Banche centrali, la guerra aumenta la pressione. Diminuiscono posizioni hawkish

(Teleborsa) – Le banche centrali di tutto il mondo, e in particolare la Federal Reserve statunitense e la Banca centrale europea (BCE), si trovano sotto nuove pressioni con lo scoppio della guerra in Ucraina. Se già prima dell’escalation geopolitica non c’era certezza assoluta sulle mosse di politica monetaria di Francoforte e Washington, lo scontro armato e le conseguenti sanzioni aggiungono ora nuovi timori sulle prospettive di crescita e inflazione a livello globale. “Le banche centrali si troveranno di fronte a un dilemma e saranno costrette a scegliere tra due opzioni, che potrebbero avere ciascuna effetti economici negativi – spiega Francois Rimeu, Senior Strategist presso La Française AM – La prima opzione sarebbe quella di rispettare i loro mandati, mantenendo così la loro credibilità e continuando l’irrigidimento della politica monetaria per combattere l’aumento dell’inflazione. Con la domanda dei consumatori potenzialmente sotto pressione, questa potrebbe rivelarsi un’opzione difficile con possibili effetti negativi sulla crescita. La seconda opzione sarebbe quella di ritardare gli aumenti dei tassi fino a quando la situazione non si stabilizzerà, il che, però, implica il rischio che l’inflazione diventi strutturale“.

Il gestore patrimoniale francese non si aspetta che il rischio geopolitico impedisca al Federal Open Market Committee di aumentare costantemente i tassi di 25 pb in ciascuna delle sue prossime riunioni, ma l’incertezza geopolitica abbassa le probabilità di un rialzo di 50 pb a marzo. La crisi potrebbe avere un effetto negativo più forte sulla crescita europea che su quella statunitense e quindi la Banca centrale europea (BCE) potrebbe trovarsi in una posizione diversa e peggiore.

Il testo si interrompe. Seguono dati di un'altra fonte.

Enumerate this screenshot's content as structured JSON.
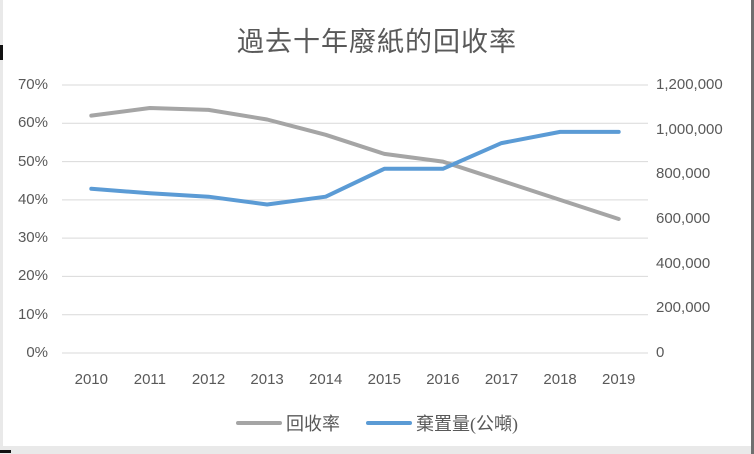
{
  "chart": {
    "title": "過去十年廢紙的回收率",
    "colors": {
      "gridline": "#D9D9D9",
      "axis_line": "#D9D9D9",
      "text": "#595959",
      "series_recovery": "#A5A5A5",
      "series_disposal": "#5B9BD5"
    },
    "legend": [
      {
        "label": "回收率",
        "color": "#A5A5A5"
      },
      {
        "label": "棄置量(公噸)",
        "color": "#5B9BD5"
      }
    ]
  },
  "chart_data": {
    "type": "line",
    "title": "過去十年廢紙的回收率",
    "categories": [
      "2010",
      "2011",
      "2012",
      "2013",
      "2014",
      "2015",
      "2016",
      "2017",
      "2018",
      "2019"
    ],
    "series": [
      {
        "name": "回收率",
        "axis": "left",
        "unit": "%",
        "color": "#A5A5A5",
        "values": [
          62,
          64,
          63.5,
          61,
          57,
          52,
          50,
          45,
          40,
          35
        ]
      },
      {
        "name": "棄置量(公噸)",
        "axis": "right",
        "unit": "公噸",
        "color": "#5B9BD5",
        "values": [
          735000,
          715000,
          700000,
          665000,
          700000,
          825000,
          825000,
          940000,
          990000,
          990000
        ]
      }
    ],
    "left_axis": {
      "min": 0,
      "max": 70,
      "step": 10,
      "tick_labels": [
        "0%",
        "10%",
        "20%",
        "30%",
        "40%",
        "50%",
        "60%",
        "70%"
      ]
    },
    "right_axis": {
      "min": 0,
      "max": 1200000,
      "step": 200000,
      "tick_labels": [
        "0",
        "200,000",
        "400,000",
        "600,000",
        "800,000",
        "1,000,000",
        "1,200,000"
      ]
    },
    "grid": true,
    "legend_position": "bottom"
  }
}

Una lettura simile arriva dal team strategie di credito globale di Algebris: “Il panorama principale per gli Stati Uniti, caratterizzati da un’inflazione superiore al target e un mercato del lavoro rigido, rimane forte e invariato, anche grazie ai dati rassicuranti di venerdì riguardo a PCE (Personal Consumption Expenditure), beni durevoli e spesa. Riteniamo che un ciclo di inasprimento a partire da marzo sia ancora giustificato – anche se forse ad un ritmo più graduale a causa dell’incertezza geopolitica”. “In Europa, invece, la guerra avrà un impatto molto più diretto sull’economia, mettendo in discussione il percorso della politica di restrizione monetaria della BCE – continuano gli economisti – Venerdì, Lane ha stimato che la guerra produrrà una contrazione della crescita dell’Eurozona dello 0,3%-0,4% nel 2022. A tal proposito, una delle voci più hawkish all’interno della BCE, che all’inizio della scorsa settimana puntava a due rialzi nel 2022, ha invertito rotta dopo l’invasione russa, chiedendo invece un’uscita ritardata dal QE (Quantitative Easing)”.

In concomitanza con la prossima riunione della BCE verranno anche diffuse previsioni aggiornate su crescita e inflazione dell’Eurozona. Goldman Sachs si aspetta che le proiezioni di crescita del PIL mostrino un +3,8% per il 2022 (-0,4 punti percentuali), con variazioni limitate per gli anni a seguire. In questo scenario, è probabile che le proiezioni di inflazione core aumentino notevolmente, e la banca d’affari statunitense prevede un +2,4%, +1,8% e +2% rispettivamente nel 2022, 2023 e 2024. Le proiezioni sull’inflazione primaria dovrebbero aumentare nettamente al 5% nel 2022 e al 2,2% nel 2023 (con una proiezione invariata all’1,8% nel 2024).

“La nostra analisi suggerisce una probabilità crescente di un superamento delle aspettative di inflazione a lungo termine, aumentando i costi di agire troppo tardi – si legge in una nota firmata dagli analisti Soren Radde e Sven Jari Stehn – Ci aspettiamo quindi che la BCE sottolinei la dipendenza dai dati rispetto agli impegni di calendario nei prossimi mesi. Detto questo, i nostri strateghi dei tassi si aspettano spread sovrani più ampi nel breve termine a causa del conflitto in Ucraina. Riteniamo che la BCE continuerà quindi a enfatizzare la flessibilità del reinvestimento”. Goldman Sachs si non crede più che il Consiglio direttivo fornirà un fermo impegno di calendario per la fine del QE nella riunione di marzo e prevede che dichiari che ora “si aspetta” (piuttosto che “farà”) continuare APP fino a settembre, osservando che questa guidance dipende dai dati.